The study also shows start-ups being affected no matter what phase they are in. Smaller companies suffer from the lack of customer contact due to cancelled trade fairs and events, while large start-ups with many employees are primarily concerned about sales, liquidity and future financing. The global market has always filtered out weaker start-ups - a process that will intensify because of the crisis. One result, however, will be less competition. Technology start-ups able to complete financing rounds in this environment will have an advantage.
Governmental support measures: two pillar concept
The federal government is trying to ease the situation with a package of more than two billion euros aimed specifically at German start-ups.

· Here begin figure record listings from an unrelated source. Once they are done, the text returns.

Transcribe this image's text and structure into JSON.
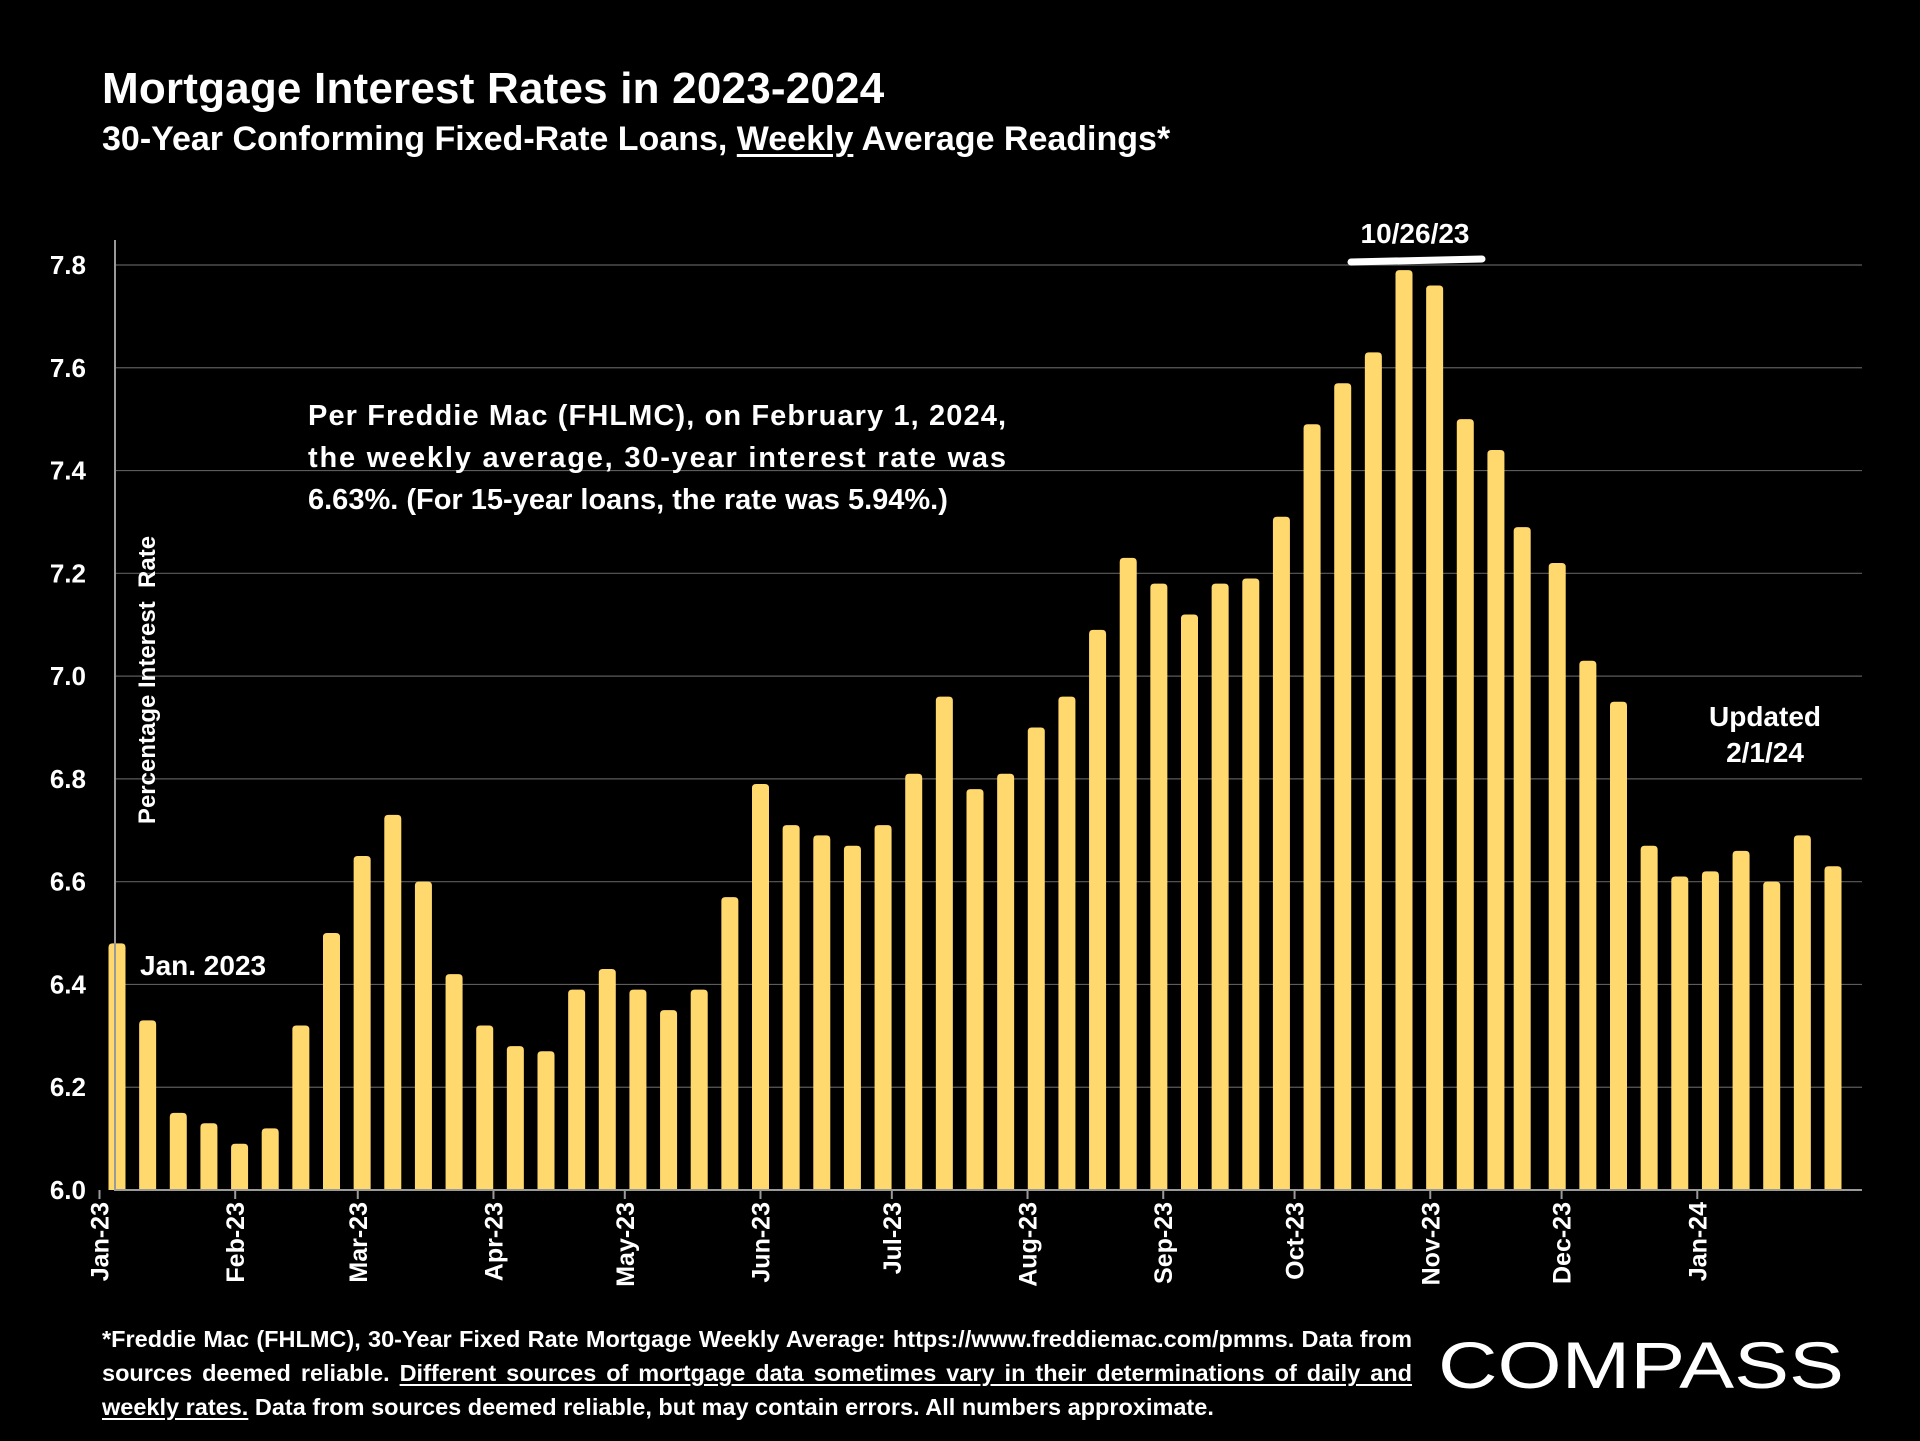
{
  "header": {
    "title": "Mortgage Interest Rates in 2023-2024",
    "subtitle_pre": "30-Year Conforming Fixed-Rate Loans, ",
    "subtitle_underlined": "Weekly",
    "subtitle_post": " Average Readings*"
  },
  "chart_data": {
    "type": "bar",
    "title": "Mortgage Interest Rates in 2023-2024",
    "subtitle": "30-Year Conforming Fixed-Rate Loans, Weekly Average Readings*",
    "ylabel": "Percentage Interest  Rate",
    "xlabel": "",
    "ylim": [
      6.0,
      7.8
    ],
    "yticks": [
      "6.0",
      "6.2",
      "6.4",
      "6.6",
      "6.8",
      "7.0",
      "7.2",
      "7.4",
      "7.6",
      "7.8"
    ],
    "grid": true,
    "bar_color": "#FFD86E",
    "x": [
      "2023-01-05",
      "2023-01-12",
      "2023-01-19",
      "2023-01-26",
      "2023-02-02",
      "2023-02-09",
      "2023-02-16",
      "2023-02-23",
      "2023-03-02",
      "2023-03-09",
      "2023-03-16",
      "2023-03-23",
      "2023-03-30",
      "2023-04-06",
      "2023-04-13",
      "2023-04-20",
      "2023-04-27",
      "2023-05-04",
      "2023-05-11",
      "2023-05-18",
      "2023-05-25",
      "2023-06-01",
      "2023-06-08",
      "2023-06-15",
      "2023-06-22",
      "2023-06-29",
      "2023-07-06",
      "2023-07-13",
      "2023-07-20",
      "2023-07-27",
      "2023-08-03",
      "2023-08-10",
      "2023-08-17",
      "2023-08-24",
      "2023-08-31",
      "2023-09-07",
      "2023-09-14",
      "2023-09-21",
      "2023-09-28",
      "2023-10-05",
      "2023-10-12",
      "2023-10-19",
      "2023-10-26",
      "2023-11-02",
      "2023-11-09",
      "2023-11-16",
      "2023-11-22",
      "2023-11-30",
      "2023-12-07",
      "2023-12-14",
      "2023-12-21",
      "2023-12-28",
      "2024-01-04",
      "2024-01-11",
      "2024-01-18",
      "2024-01-25",
      "2024-02-01"
    ],
    "values": [
      6.48,
      6.33,
      6.15,
      6.13,
      6.09,
      6.12,
      6.32,
      6.5,
      6.65,
      6.73,
      6.6,
      6.42,
      6.32,
      6.28,
      6.27,
      6.39,
      6.43,
      6.39,
      6.35,
      6.39,
      6.57,
      6.79,
      6.71,
      6.69,
      6.67,
      6.71,
      6.81,
      6.96,
      6.78,
      6.81,
      6.9,
      6.96,
      7.09,
      7.23,
      7.18,
      7.12,
      7.18,
      7.19,
      7.31,
      7.49,
      7.57,
      7.63,
      7.79,
      7.76,
      7.5,
      7.44,
      7.29,
      7.22,
      7.03,
      6.95,
      6.67,
      6.61,
      6.62,
      6.66,
      6.6,
      6.69,
      6.63
    ],
    "x_tick_labels": [
      "Jan-23",
      "Feb-23",
      "Mar-23",
      "Apr-23",
      "May-23",
      "Jun-23",
      "Jul-23",
      "Aug-23",
      "Sep-23",
      "Oct-23",
      "Nov-23",
      "Dec-23",
      "Jan-24"
    ],
    "annotations": {
      "start_label": "Jan. 2023",
      "peak_label": "10/26/23",
      "updated_line1": "Updated",
      "updated_line2": "2/1/24",
      "note_lines": [
        "Per Freddie Mac (FHLMC), on February 1, 2024,",
        "the weekly average, 30-year interest rate was",
        "6.63%. (For 15-year loans, the rate was 5.94%.)"
      ]
    }
  },
  "footnote": {
    "line1": "*Freddie Mac (FHLMC), 30-Year Fixed Rate Mortgage Weekly Average:  https://www.freddiemac.com/pmms.",
    "line2_pre": "Data from sources deemed reliable. ",
    "underlined": "Different sources of mortgage data sometimes vary in their determinations of daily and weekly rates.",
    "line3_post": " Data from sources deemed reliable, but may contain errors. All numbers approximate."
  },
  "logo": {
    "text": "COMPASS"
  }
}
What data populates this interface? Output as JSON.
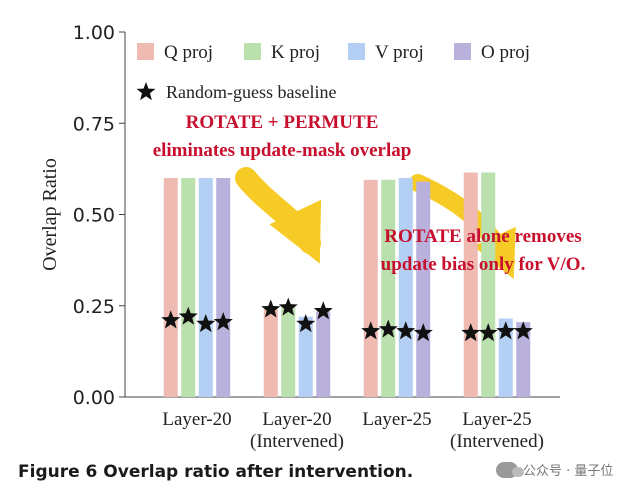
{
  "chart_data": {
    "type": "bar",
    "ylabel": "Overlap Ratio",
    "ylim": [
      0,
      1
    ],
    "yticks": [
      "0.00",
      "0.25",
      "0.50",
      "0.75",
      "1.00"
    ],
    "grid": false,
    "legend_position": "top",
    "categories": [
      [
        "Layer-20"
      ],
      [
        "Layer-20",
        "(Intervened)"
      ],
      [
        "Layer-25"
      ],
      [
        "Layer-25",
        "(Intervened)"
      ]
    ],
    "series": [
      {
        "name": "Q proj",
        "color": "#efbab2",
        "values": [
          0.6,
          0.24,
          0.595,
          0.615
        ],
        "baseline": [
          0.21,
          0.24,
          0.18,
          0.175
        ]
      },
      {
        "name": "K proj",
        "color": "#b9e0ad",
        "values": [
          0.6,
          0.245,
          0.595,
          0.615
        ],
        "baseline": [
          0.22,
          0.245,
          0.185,
          0.175
        ]
      },
      {
        "name": "V proj",
        "color": "#b3cff4",
        "values": [
          0.6,
          0.22,
          0.6,
          0.215
        ],
        "baseline": [
          0.2,
          0.2,
          0.18,
          0.18
        ]
      },
      {
        "name": "O proj",
        "color": "#b9b1dc",
        "values": [
          0.6,
          0.235,
          0.59,
          0.205
        ],
        "baseline": [
          0.205,
          0.235,
          0.175,
          0.18
        ]
      }
    ],
    "baseline_label": "Random-guess baseline",
    "annotations": [
      {
        "lines": [
          "ROTATE + PERMUTE",
          "eliminates update-mask overlap"
        ],
        "color": "#c8102e"
      },
      {
        "lines": [
          "ROTATE alone removes",
          "update bias only for V/O."
        ],
        "color": "#c8102e"
      }
    ],
    "arrow_color": "#f6c300"
  },
  "caption": "Figure 6   Overlap ratio after intervention.",
  "watermark": "公众号 · 量子位"
}
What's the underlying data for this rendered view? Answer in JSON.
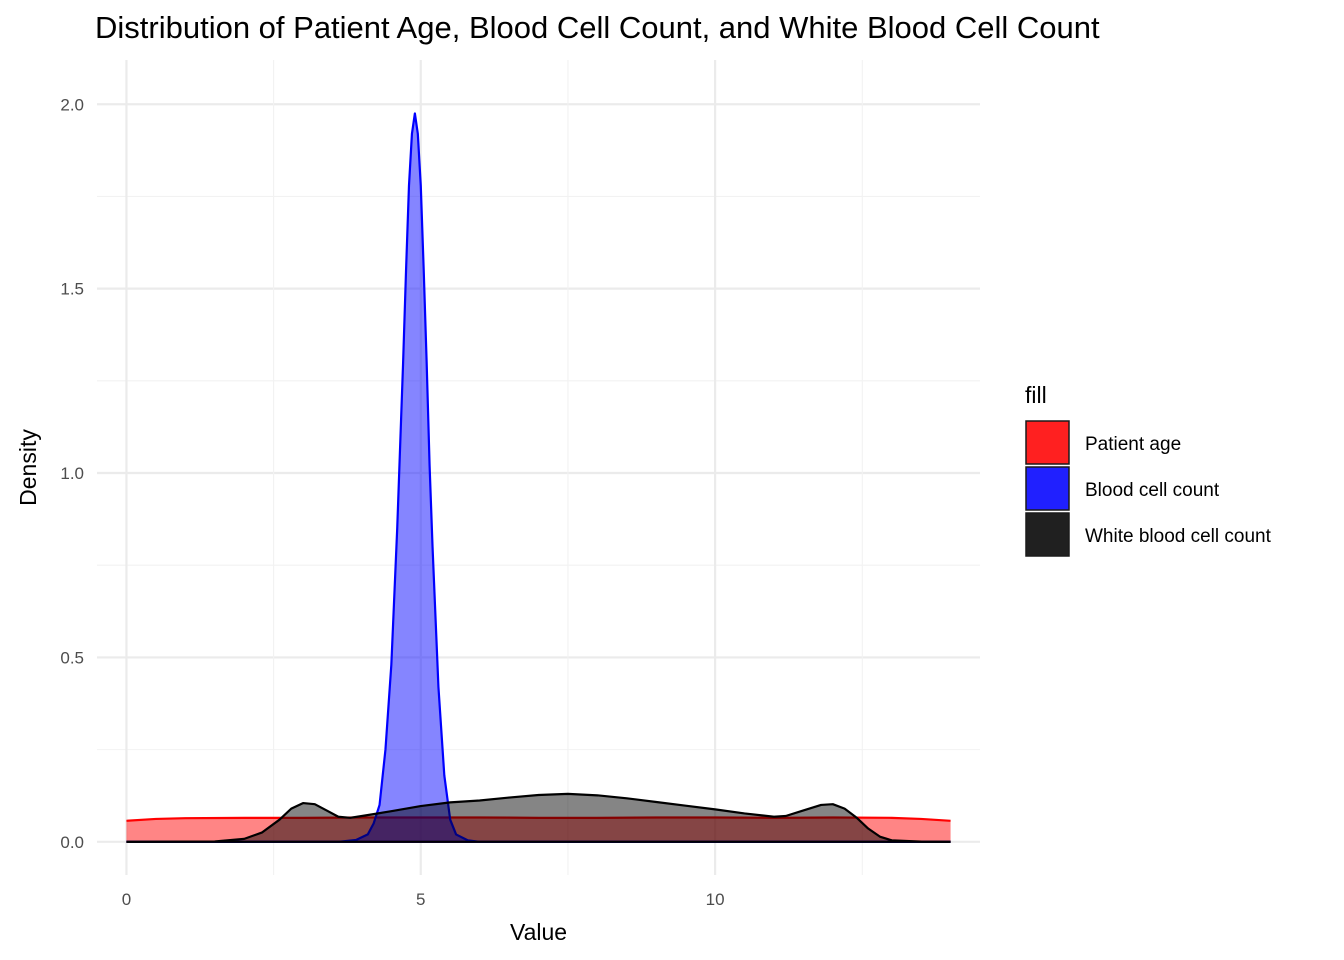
{
  "chart_data": {
    "type": "area",
    "title": "Distribution of Patient Age, Blood Cell Count, and White Blood Cell Count",
    "xlabel": "Value",
    "ylabel": "Density",
    "xlim": [
      -0.5,
      14.5
    ],
    "ylim": [
      -0.09,
      2.12
    ],
    "x_ticks": [
      0,
      5,
      10
    ],
    "x_tick_labels": [
      "0",
      "5",
      "10"
    ],
    "y_ticks": [
      0.0,
      0.5,
      1.0,
      1.5,
      2.0
    ],
    "y_tick_labels": [
      "0.0",
      "0.5",
      "1.0",
      "1.5",
      "2.0"
    ],
    "grid": true,
    "legend": {
      "title": "fill",
      "position": "right",
      "entries": [
        {
          "label": "Patient age",
          "color": "#ff2020"
        },
        {
          "label": "Blood cell count",
          "color": "#2020ff"
        },
        {
          "label": "White blood cell count",
          "color": "#202020"
        }
      ]
    },
    "series": [
      {
        "name": "Patient age",
        "fill": "#ff0000",
        "stroke": "#ff0000",
        "x": [
          0,
          0.5,
          1,
          2,
          3,
          4,
          5,
          6,
          7,
          8,
          9,
          10,
          11,
          12,
          13,
          13.5,
          14
        ],
        "y": [
          0.057,
          0.062,
          0.064,
          0.065,
          0.065,
          0.066,
          0.066,
          0.066,
          0.065,
          0.065,
          0.066,
          0.066,
          0.065,
          0.066,
          0.065,
          0.062,
          0.057
        ]
      },
      {
        "name": "Blood cell count",
        "fill": "#0000ff",
        "stroke": "#0000ff",
        "x": [
          0,
          3.6,
          3.9,
          4.1,
          4.2,
          4.3,
          4.4,
          4.5,
          4.6,
          4.7,
          4.75,
          4.8,
          4.85,
          4.9,
          4.95,
          5.0,
          5.05,
          5.1,
          5.15,
          5.2,
          5.3,
          5.4,
          5.5,
          5.6,
          5.8,
          6.0,
          14
        ],
        "y": [
          0.0,
          0.0,
          0.005,
          0.02,
          0.05,
          0.1,
          0.25,
          0.48,
          0.85,
          1.3,
          1.55,
          1.78,
          1.92,
          1.975,
          1.92,
          1.78,
          1.55,
          1.3,
          1.02,
          0.8,
          0.42,
          0.18,
          0.06,
          0.02,
          0.004,
          0.0,
          0.0
        ]
      },
      {
        "name": "White blood cell count",
        "fill": "#000000",
        "stroke": "#000000",
        "x": [
          0,
          1.5,
          2.0,
          2.3,
          2.6,
          2.8,
          3.0,
          3.2,
          3.4,
          3.6,
          3.8,
          4.0,
          4.5,
          5.0,
          5.5,
          6.0,
          6.5,
          7.0,
          7.5,
          8.0,
          8.5,
          9.0,
          9.5,
          10.0,
          10.5,
          11.0,
          11.2,
          11.5,
          11.8,
          12.0,
          12.2,
          12.4,
          12.6,
          12.8,
          13.0,
          13.5,
          14.0
        ],
        "y": [
          0.0,
          0.001,
          0.008,
          0.025,
          0.06,
          0.09,
          0.105,
          0.102,
          0.085,
          0.068,
          0.065,
          0.07,
          0.083,
          0.097,
          0.107,
          0.112,
          0.12,
          0.127,
          0.13,
          0.126,
          0.118,
          0.108,
          0.098,
          0.088,
          0.077,
          0.068,
          0.07,
          0.085,
          0.1,
          0.102,
          0.09,
          0.066,
          0.036,
          0.014,
          0.004,
          0.0005,
          0.0
        ]
      }
    ]
  }
}
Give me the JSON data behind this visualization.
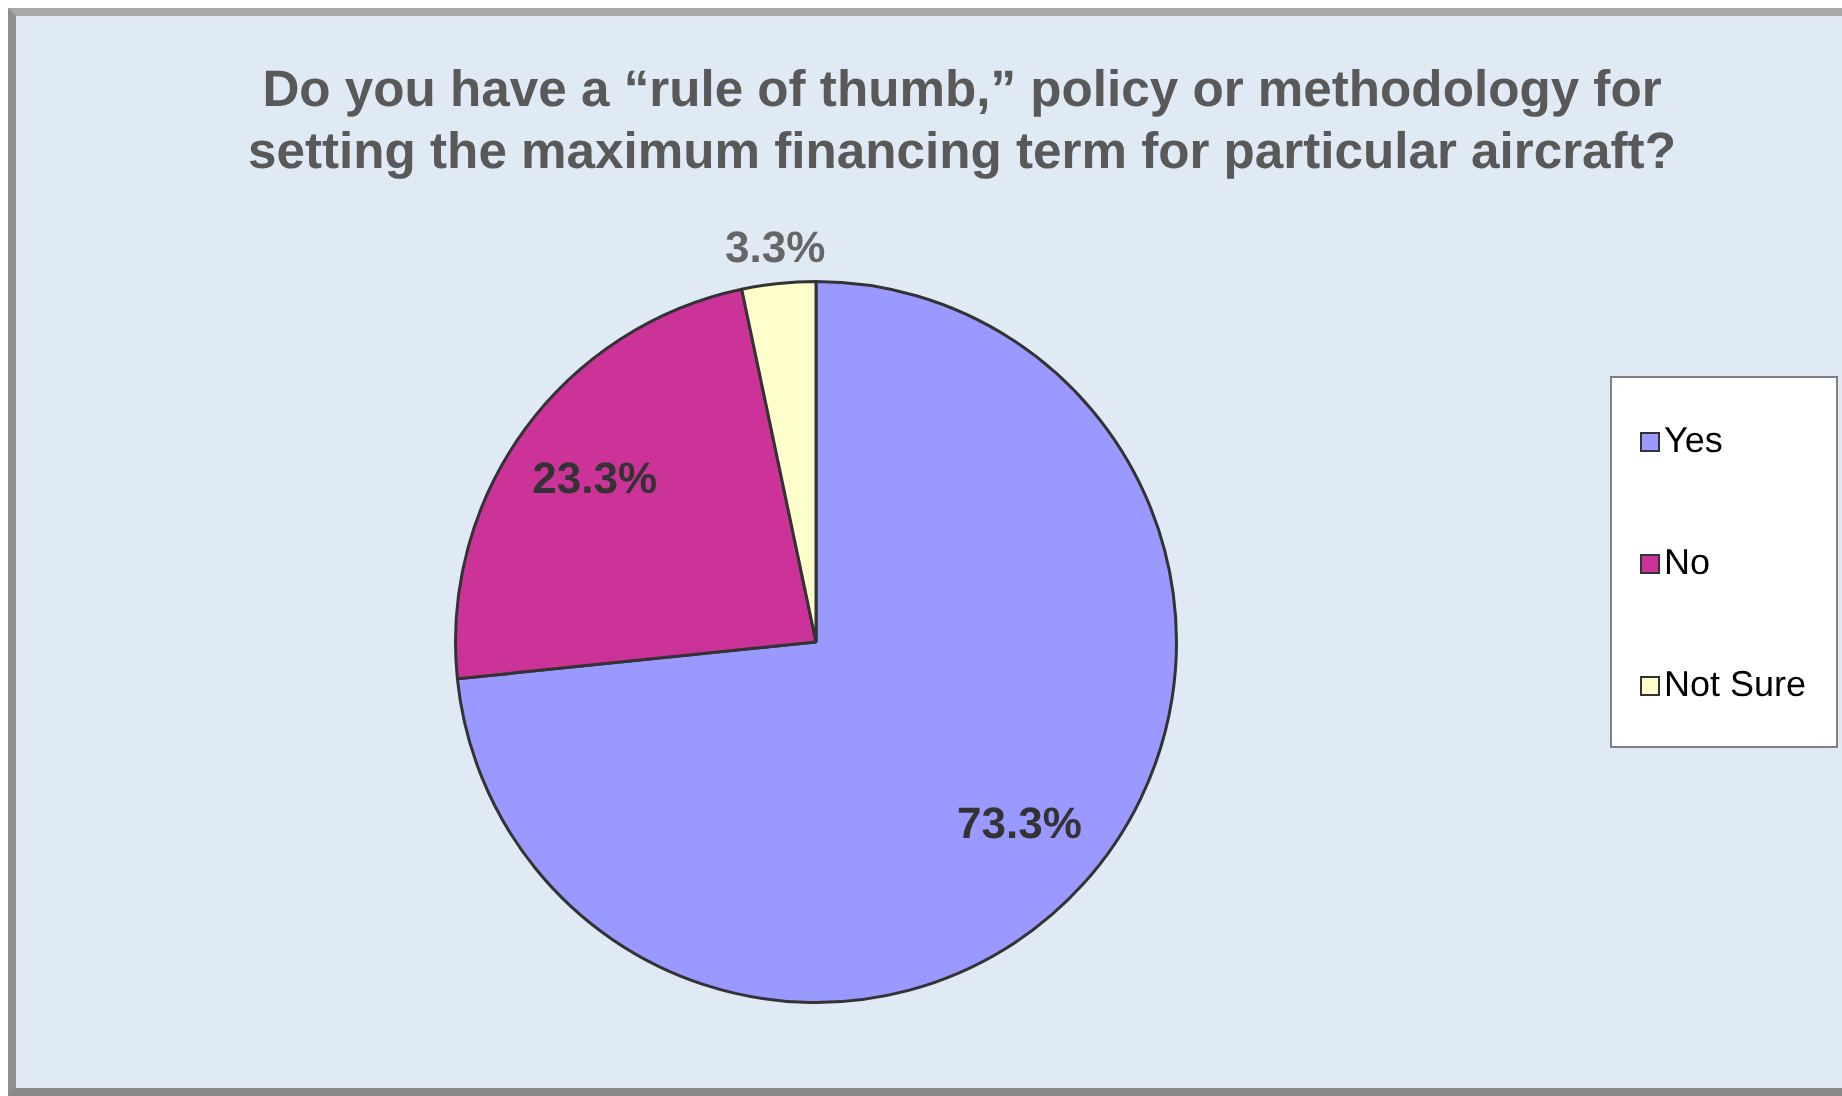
{
  "chart_data": {
    "type": "pie",
    "title": "Do you have a “rule of thumb,” policy or methodology for setting the maximum financing term for particular aircraft?",
    "categories": [
      "Yes",
      "No",
      "Not Sure"
    ],
    "values": [
      73.3,
      23.3,
      3.3
    ],
    "colors": [
      "#9999ff",
      "#cc3399",
      "#ffffcc"
    ],
    "value_labels": [
      "73.3%",
      "23.3%",
      "3.3%"
    ],
    "legend": "right"
  }
}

The initiative was announced on April 1, 2020, and over the past few weeks, the German Ministry for Economic Affairs and Energy (BMWi) and the Ministry of Finance have worked out the details together with the KfW Banking Group and KfW Capital. "Covid 19 must not be allowed to slow the growth of our highly innovative companies," said Thomas Jarzombek, the BMWi’s point man on the digital economy and start-ups. “That is why we have worked hard to ensure that the two-billion-euro package of measures is ready and can now be accessed by start-ups and small and medium-sized companies. This is how we secure jobs and innovation in Germany."
The package of measures is based on two so-called pillars: In Pillar 1, called the “Corona Matching Facility,” the government provides additional monies to venture capital funds so that investors can finance highly innovative and future-oriented start-ups despite the crisis. The idea is to protect young companies’ growth during their development phases. The Corona Matching Facility uses existing cooperation with public partners such as KfW Capital and the European Investment Fund to quickly make public support available to start-ups via venture capital funds.
Pillar 2 is aimed at start-ups and small and medium-sized companies without access to the corona matching facility. It opens up further ways of securing financing. To this end, there will be close cooperation with Germany’s 16 regional states, particularly via their investment authorities.
Taking advantage of accelerator programs
The Digital Hub Initiative and its network have also adapted many existing structures. Enabling start-ups, for example, to participate in accelerator programs like the top-ranked SpinLab - the HHL Accelerator in Leipzig. Within six weeks, the accelerator team went over to a digital format. That allows eight innovative teams to continue to work on energy, smart infrastructure and e-health topics in the coming semester. During the six-months program, startups receive help from a broad network of partners, investors, mentors and coaches in order to set up successful cooperation projects. The aim is to promote entrepreneurship and innovation in start-up funding in Leipzig and beyond.
Stability in start-up location Germany
These various measures illustrate Germany’s reliability as an international start-up location. Conversely, start-ups represent a core strength of Germany’s future-oriented and competitive economy.
The Corona crisis has had differing impacts on various parts of Germany’s start-up landscape: Whereas travel and mobility start-ups have suffered sharp drops in sales, business software developers have thus far only experienced slower growth. Other segments such as collaboration tools or e-health even have good prospects of emerging from the crisis stronger. During the crisis, digital business models have proven remarkably robust.
The German start-up ecosystem will not disappear – that much is already evident. Compared with other actors in the economy, entrepreneurs and investors will be empowered and emerge from the crisis more quickly. The hope is that young tech companies will become even more central to the overall economy because they are more engaged in innovation and change and more adaptable than other sectors of the economy.